Associate Judge Kenneth L. Govendo on Wednesday said the Fund “shall keep in reserve all sums held in members contribution (includes presently employed defined benefit members and retired members who have not received as much as they have contributed) pursuant to 1 CMC § 8381 (a), which sums up approximately $100 million at present.”
He said the $100 million in reserve should not be used to pay benefits to other members (other than each contributing member to his or her own employee contributions) and should not be spent for administrative expenses, consultant fees, money manager fees, and attorney’s fees “except as set for herein or otherwise permitted by subsequent order of the court.”
In last June’s review hearing, Govendo said the Fund should keep him apprised of all updates as to the amounts infused into the reserve.
The court had to make the order on suspicion that if it didn’t protect the current defined benefit plan members and new retirees, the Fund may not be able to do so.
He said the Fund has a fiduciary obligation to ensure that each individual member gets his or her money back in the event the pension agency collapses.
The court ordered the Department of Finance to pay the Fund all monies from the federal government for employer contributions of federally funded employees within three days of receipt.
Moreover, the Fund could request the court to issue a writ transferring to the pension agency ownership of the CNMI government’s Marianas House and vehicles in Washington, D.C. and any other government property to partially meet amount owed.
Veto
Fund Board Chairman Sixto Igisomar said on Thursday that the governor had assured him he would veto the bill on derivative lawsuit.
Senate Bill 17-43 was transmitted to the governor’s office on Aug. 16.
The Fund said the measure will further debilitate the agency with added costs.
In her report to the trustees, board counsel Viola Alepuyo relayed an investment consultant’s concerns.
“Wilshire advised the Fund that in the event the bill was passed into law, they will have to reconsider their relationship with the Retirement Fund,” she said, referring to Wilshire Associates, the Fund’s investment consultant.
Wilshire Associates expressed concerns about the “changing of the rules in the middle of the game” and described the bill as “anti-business.”

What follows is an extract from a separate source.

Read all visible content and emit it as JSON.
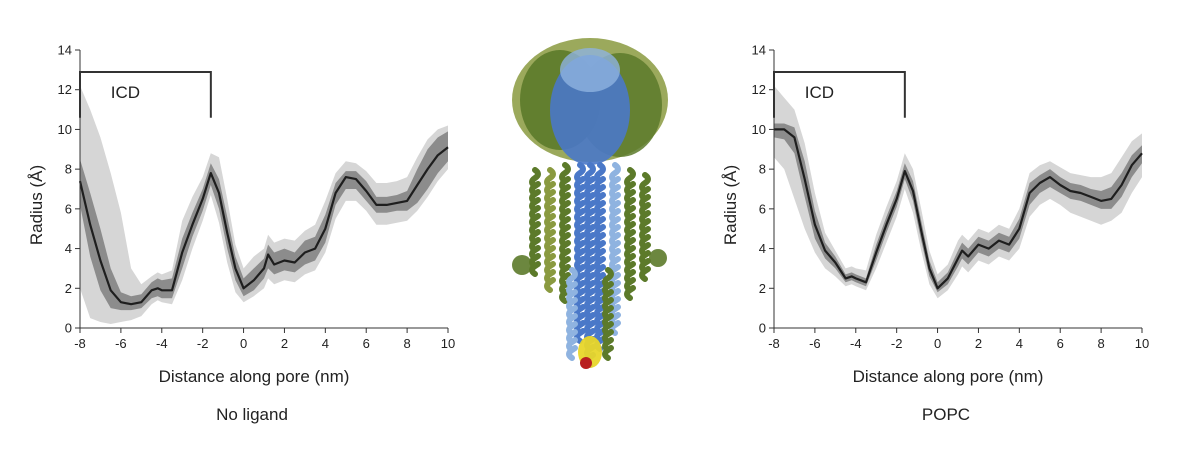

“This is the type of law that does not exist anywhere else in any other jurisdiction in the U.S.,” Alepuyo said.
She said the enactment of the bill could also impede the process of the Fund entering into contracts with money managers.
Gov. Benigno R. Fitial has until Sept. 24 to either sign or veto the measure.
In an earlier report, Fund legal counsel Carolyn Kern said the bill if passed into law will have a serious impact on cost of doing business for the Fund.
Wanted: tenants
During Thursday’s board meeting, the Fund said it was searching for new tenants to replace the Public School System which is vacating the second and third floors of the Retirement Fund Building on Capital Hill.
The trustees also decided to continue advertising the vacancy in local media and on the website, and disapproved a proposal to enter into a non-exclusive contract with a realtor to bring in tenants.
The two floors of the Retirement Fund are available for $1.33 per square foot.
Moreover, the Fund clarified that it did not “kick out” PSS.
Fund Administrator Richard Villagomez said PSS had earlier asked for a discount to which the board agreed. However, it eventually decided to vacate the building.